Filling of driver chamber with liquid, Troubleshooting – SANDPIPER ST25 User Manual

st1dl5sm-rev0614

Models ST1 & ST25 Page 8

FILLING OF DRIVER CHAMBER WITH LIQUID

The driver chambers are filled at the factory with distilled water.

If you need to substitute another liquid to prevent system contamination, first consult

the factory for chemical compatibility with pump construction.

Follow the steps listed below to replace the liquid in the pump after disassembly or

liquid loss:

1. Filling is accomplished through the pipe plugs at the top of the liquid chamber.

Drain ports are at the bottom of the liquid chamber.

2. After the driver fluid has been emptied from the pump, the driver diaphragms will

naturally come to center.

3. Remove the entire manifold assembly exposing the ports in the outer diaphragm

chambers.

4. Fill either side with 722 MI. or 24.6 fluid oz. by volume with the driver liquid. It is

imperative that the driver liquid chambers be filled with the correct amount of driver liquid

as too little or too much will cause premature diaphragm failure and erratic pumping.

5. After filling with the proper amount of liquid, if the liquid does not come to the top

of the fill hole, pressure should be applied to the PTFE diaphragm with a blunt tool

through the material flow port in the outer chamber until the liquid comes to the top. If

the main air valve body and pilot valve are removed, the diaphragm rod will be visible in

the intermediate bracket. The hole in the diaphragm rod will assist manual movement.

Use a long taper punch to move the diaphragm rod.

6. When the driver fluid rises to the top of the fill plug hole, apply pipe dope to the

pipe plug, and thread it into the chamber plug hole. (Do not use PTFE tape.) Keep

pressure on the PTFE diaphragm until the pipe plug is tight to prevent air from drawing

back into the chamber.

7. Repeat the filling procedure for opposite side.

TROUBLESHOOTING

1. Pump will not cycle

A. Check to make sure the unit has enough pressure to operate and that the air inlet

valve is open.

B. Check the discharge line to insure that the discharge line is neither closed nor blocked.

C. If the spool in the air distribution valve is not shifting, check the main spool. It must

slide freely.

D. Excessive air leakage in the pump can prevent cycling. This condition will be evident.

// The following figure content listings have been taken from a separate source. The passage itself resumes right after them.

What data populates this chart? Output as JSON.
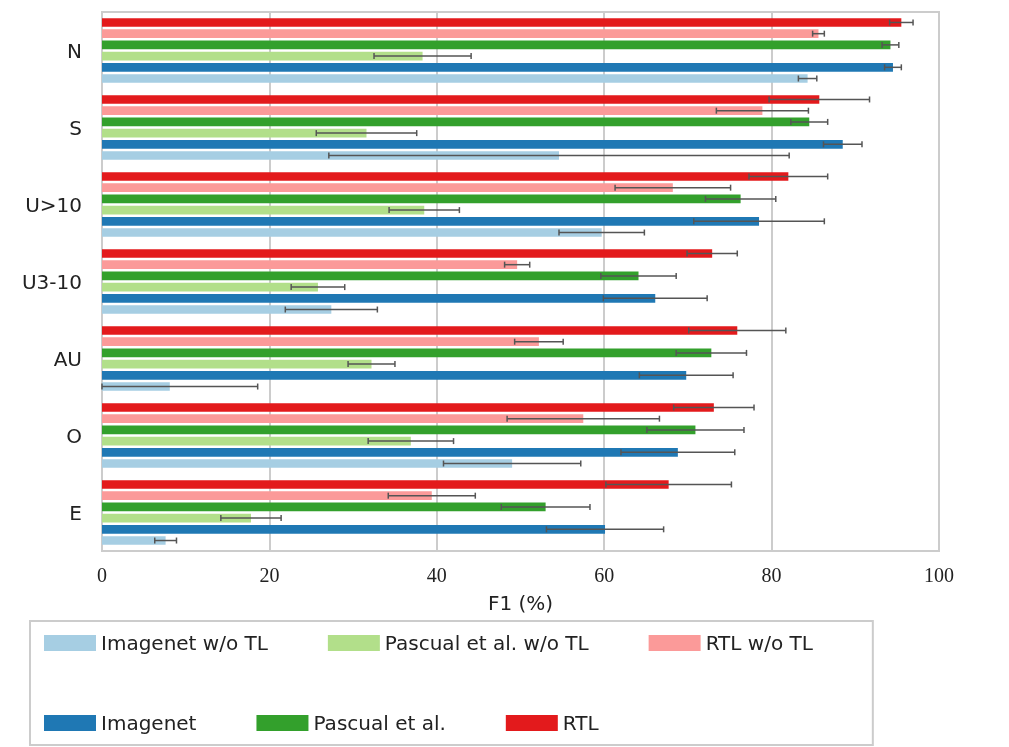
{
  "chart_data": {
    "type": "bar",
    "orientation": "horizontal",
    "xlabel": "F1 (%)",
    "categories": [
      "N",
      "S",
      "U>10",
      "U3-10",
      "AU",
      "O",
      "E"
    ],
    "xlim": [
      0,
      100
    ],
    "xticks": [
      0,
      20,
      40,
      60,
      80,
      100
    ],
    "grid": "x",
    "legend": "bottom",
    "series": [
      {
        "name": "Imagenet w/o TL",
        "color": "#a6cee3",
        "values": [
          84.3,
          54.6,
          59.7,
          27.4,
          8.1,
          49.0,
          7.6
        ],
        "errors": [
          1.1,
          27.5,
          5.1,
          5.5,
          [
            0,
            18.6
          ],
          8.2,
          1.3
        ]
      },
      {
        "name": "Imagenet",
        "color": "#1f78b4",
        "values": [
          94.5,
          88.5,
          78.5,
          66.1,
          69.8,
          68.8,
          60.1
        ],
        "errors": [
          1.0,
          2.3,
          7.8,
          6.2,
          5.6,
          6.8,
          7.0
        ]
      },
      {
        "name": "Pascual et al. w/o TL",
        "color": "#b2df8a",
        "values": [
          38.3,
          31.6,
          38.5,
          25.8,
          32.2,
          36.9,
          17.8
        ],
        "errors": [
          5.8,
          6.0,
          4.2,
          3.2,
          2.8,
          5.1,
          3.6
        ]
      },
      {
        "name": "Pascual et al.",
        "color": "#33a02c",
        "values": [
          94.2,
          84.5,
          76.3,
          64.1,
          72.8,
          70.9,
          53.0
        ],
        "errors": [
          1.0,
          2.2,
          4.2,
          4.5,
          4.2,
          5.8,
          5.3
        ]
      },
      {
        "name": "RTL w/o TL",
        "color": "#fb9a99",
        "values": [
          85.6,
          78.9,
          68.2,
          49.6,
          52.2,
          57.5,
          39.4
        ],
        "errors": [
          0.7,
          5.5,
          6.9,
          1.5,
          2.9,
          9.1,
          5.2
        ]
      },
      {
        "name": "RTL",
        "color": "#e31a1c",
        "values": [
          95.5,
          85.7,
          82.0,
          72.9,
          75.9,
          73.1,
          67.7
        ],
        "errors": [
          1.4,
          6.0,
          4.7,
          3.0,
          5.8,
          4.8,
          7.5
        ]
      }
    ]
  }
}
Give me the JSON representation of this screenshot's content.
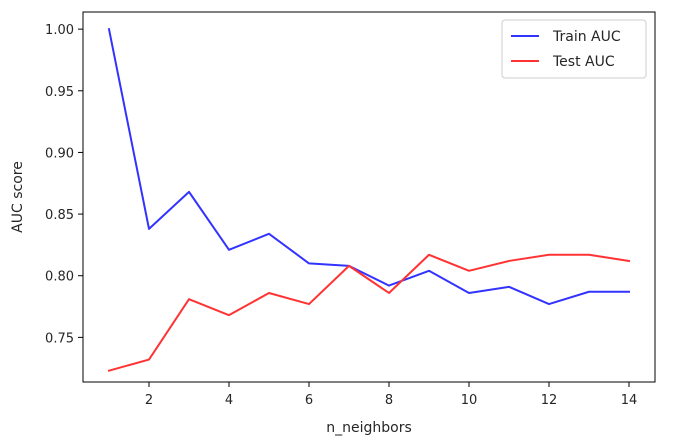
{
  "chart_data": {
    "type": "line",
    "title": "",
    "xlabel": "n_neighbors",
    "ylabel": "AUC score",
    "x": [
      1,
      2,
      3,
      4,
      5,
      6,
      7,
      8,
      9,
      10,
      11,
      12,
      13,
      14
    ],
    "series": [
      {
        "name": "Train AUC",
        "color": "#3333ff",
        "values": [
          1.0,
          0.838,
          0.868,
          0.821,
          0.834,
          0.81,
          0.808,
          0.792,
          0.804,
          0.786,
          0.791,
          0.777,
          0.787,
          0.787
        ]
      },
      {
        "name": "Test AUC",
        "color": "#ff3333",
        "values": [
          0.723,
          0.732,
          0.781,
          0.768,
          0.786,
          0.777,
          0.808,
          0.786,
          0.817,
          0.804,
          0.812,
          0.817,
          0.817,
          0.812
        ]
      }
    ],
    "xlim": [
      0.35,
      14.65
    ],
    "ylim": [
      0.7138,
      1.0139
    ],
    "xticks": [
      2,
      4,
      6,
      8,
      10,
      12,
      14
    ],
    "xtick_labels": [
      "2",
      "4",
      "6",
      "8",
      "10",
      "12",
      "14"
    ],
    "yticks": [
      0.75,
      0.8,
      0.85,
      0.9,
      0.95,
      1.0
    ],
    "ytick_labels": [
      "0.75",
      "0.80",
      "0.85",
      "0.90",
      "0.95",
      "1.00"
    ],
    "grid": false,
    "legend_position": "top-right"
  }
}
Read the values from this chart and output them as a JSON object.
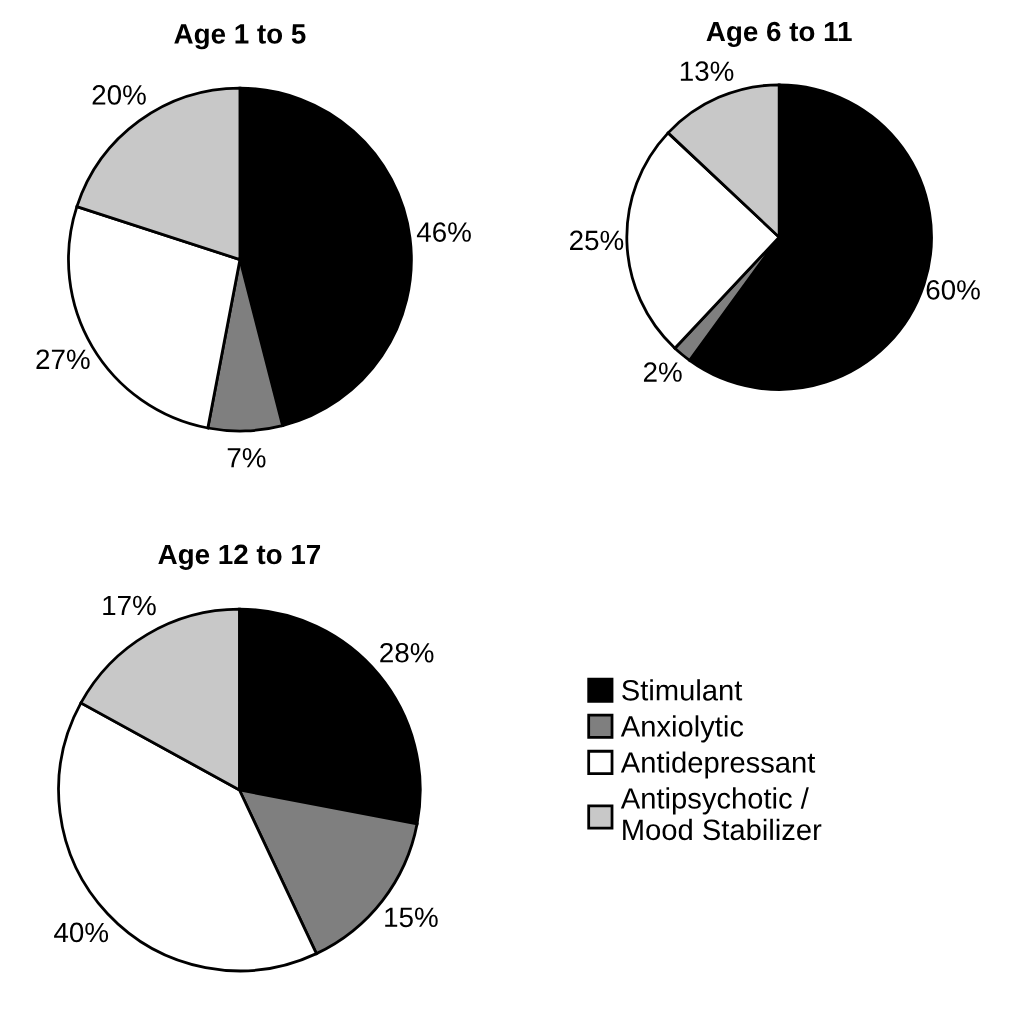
{
  "chart_data": [
    {
      "type": "pie",
      "title": "Age 1 to 5",
      "categories": [
        "Stimulant",
        "Anxiolytic",
        "Antidepressant",
        "Antipsychotic / Mood Stabilizer"
      ],
      "values": [
        46,
        7,
        27,
        20
      ],
      "colors": [
        "#000000",
        "#7f7f7f",
        "#ffffff",
        "#c8c8c8"
      ],
      "value_labels": [
        "46%",
        "7%",
        "27%",
        "20%"
      ],
      "legend": "bottom right"
    },
    {
      "type": "pie",
      "title": "Age 6 to 11",
      "categories": [
        null,
        null,
        null,
        null
      ],
      "values": [
        60,
        2,
        25,
        13
      ],
      "colors": [
        "#000000",
        "#7f7f7f",
        "#ffffff",
        "#c8c8c8"
      ],
      "value_labels": [
        "60%",
        "2%",
        "25%",
        "13%"
      ]
    },
    {
      "type": "pie",
      "title": "Age 12 to 17",
      "categories": [
        null,
        null,
        null,
        null
      ],
      "values": [
        28,
        15,
        40,
        17
      ],
      "colors": [
        "#000000",
        "#7f7f7f",
        "#ffffff",
        "#c8c8c8"
      ],
      "value_labels": [
        "28%",
        "15%",
        "40%",
        "17%"
      ]
    }
  ]
}
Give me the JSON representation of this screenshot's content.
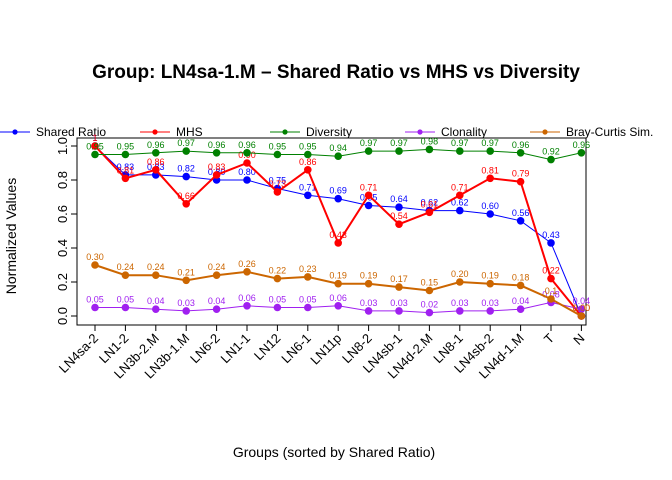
{
  "chart_data": {
    "type": "line",
    "title": "Group: LN4sa-1.M – Shared Ratio vs MHS vs Diversity",
    "xlabel": "Groups (sorted by Shared Ratio)",
    "ylabel": "Normalized Values",
    "ylim": [
      0,
      1
    ],
    "yticks": [
      "0.0",
      "0.2",
      "0.4",
      "0.6",
      "0.8",
      "1.0"
    ],
    "grid": false,
    "legend_position": "top",
    "categories": [
      "LN4sa-2",
      "LN1-2",
      "LN3b-2.M",
      "LN3b-1.M",
      "LN6-2",
      "LN1-1",
      "LN12",
      "LN6-1",
      "LN11p",
      "LN8-2",
      "LN4sb-1",
      "LN4d-2.M",
      "LN8-1",
      "LN4sb-2",
      "LN4d-1.M",
      "T",
      "N"
    ],
    "series": [
      {
        "name": "Shared Ratio",
        "color": "#0000FF",
        "values": [
          1.0,
          0.83,
          0.83,
          0.82,
          0.8,
          0.8,
          0.75,
          0.71,
          0.69,
          0.65,
          0.64,
          0.62,
          0.62,
          0.6,
          0.56,
          0.43,
          0.0
        ],
        "labels": [
          "1",
          "0.83",
          "0.83",
          "0.82",
          "0.80",
          "0.80",
          "0.75",
          "0.71",
          "0.69",
          "0.65",
          "0.64",
          "0.62",
          "0.62",
          "0.60",
          "0.56",
          "0.43",
          ""
        ]
      },
      {
        "name": "MHS",
        "color": "#FF0000",
        "values": [
          1.0,
          0.81,
          0.86,
          0.66,
          0.83,
          0.9,
          0.73,
          0.86,
          0.43,
          0.71,
          0.54,
          0.61,
          0.71,
          0.81,
          0.79,
          0.22,
          0.0
        ],
        "labels": [
          "1",
          "0.81",
          "0.86",
          "0.66",
          "0.83",
          "0.90",
          "0.73",
          "0.86",
          "0.43",
          "0.71",
          "0.54",
          "0.61",
          "0.71",
          "0.81",
          "0.79",
          "0.22",
          "0.00"
        ]
      },
      {
        "name": "Diversity",
        "color": "#008000",
        "values": [
          0.95,
          0.95,
          0.96,
          0.97,
          0.96,
          0.96,
          0.95,
          0.95,
          0.94,
          0.97,
          0.97,
          0.98,
          0.97,
          0.97,
          0.96,
          0.92,
          0.96
        ],
        "labels": [
          "0.95",
          "0.95",
          "0.96",
          "0.97",
          "0.96",
          "0.96",
          "0.95",
          "0.95",
          "0.94",
          "0.97",
          "0.97",
          "0.98",
          "0.97",
          "0.97",
          "0.96",
          "0.92",
          "0.96"
        ]
      },
      {
        "name": "Clonality",
        "color": "#A020F0",
        "values": [
          0.05,
          0.05,
          0.04,
          0.03,
          0.04,
          0.06,
          0.05,
          0.05,
          0.06,
          0.03,
          0.03,
          0.02,
          0.03,
          0.03,
          0.04,
          0.08,
          0.04
        ],
        "labels": [
          "0.05",
          "0.05",
          "0.04",
          "0.03",
          "0.04",
          "0.06",
          "0.05",
          "0.05",
          "0.06",
          "0.03",
          "0.03",
          "0.02",
          "0.03",
          "0.03",
          "0.04",
          "0.08",
          "0.04"
        ]
      },
      {
        "name": "Bray-Curtis Sim.",
        "color": "#CC6600",
        "values": [
          0.3,
          0.24,
          0.24,
          0.21,
          0.24,
          0.26,
          0.22,
          0.23,
          0.19,
          0.19,
          0.17,
          0.15,
          0.2,
          0.19,
          0.18,
          0.1,
          0.0
        ],
        "labels": [
          "0.30",
          "0.24",
          "0.24",
          "0.21",
          "0.24",
          "0.26",
          "0.22",
          "0.23",
          "0.19",
          "0.19",
          "0.17",
          "0.15",
          "0.20",
          "0.19",
          "0.18",
          "0.1",
          "0.00"
        ]
      }
    ]
  }
}
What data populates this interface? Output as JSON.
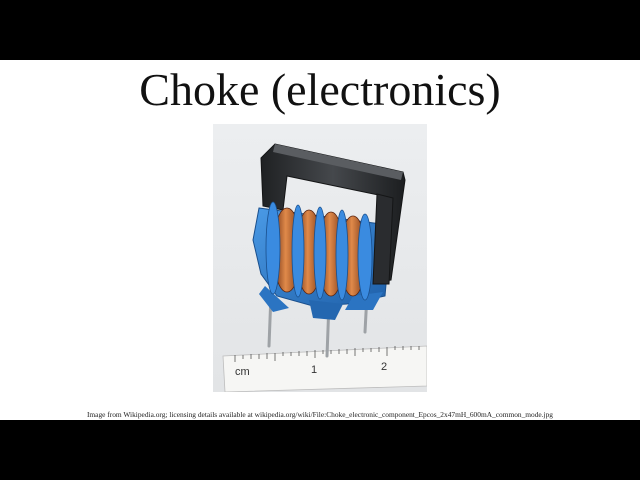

Air leakage into the discharge line indicates a ruptured diaphragm. Air leakage from the

exhaust port indicates leakage in the air distribution valve. See further service instructions.

E. Blockage in the liquid chamber can impede movement of diaphragm.

2. Pump cycles but will not pump

A. Suction side of pump pulling in air. Check the suction line for air leaks and be sure

that the end of the suction line is submerged. Check flange bolting. Check valve flanges

and manifold to chamber flange joints.

B. Make certain the suction line or strainer is not plugged. Restriction at the suction is

indicated by a high vacuum reading when a vacuum gauge is installed in the suction line.

C. Check valves may not be seating properly. To check, remove the suction line and

cover the suction port with your hand. If the unit does not pull a good suction (vacuum),

the check valves should be inspected for proper seating.

D. Static suction lift may be too high. Priming can be improved by elevating the suction

and discharge lines higher than the check valves and pouring liquid into the unit through

the suction inlet. When priming at high suction lifts or with long suction lines operate the

pump at maximum cycle rate.

E. Incorrect driver fluid level or unpurged air in the chamber can cause poor

performance.

3. Low performance

A. Capacity is reduced as the discharge pressure increases, as indicated on the

performance curve. Performance capability varies with available inlet air supply. Check

air pressure at the pump inlet when the pump is operating to make certain that adequate

air supply is maintained.

B. Check vacuum at the pump suction. Capacity is reduced as vacuum increases.

Reduced flow rate due to starved suction will be evident when cycle rate can be varied

without change in capacity. This condition will be more prevalent when pumping viscous

liquids. When pumping thick, heavy materials the suction line must be kept as large in

diameter and as short as possible, to keep suction loss minimal.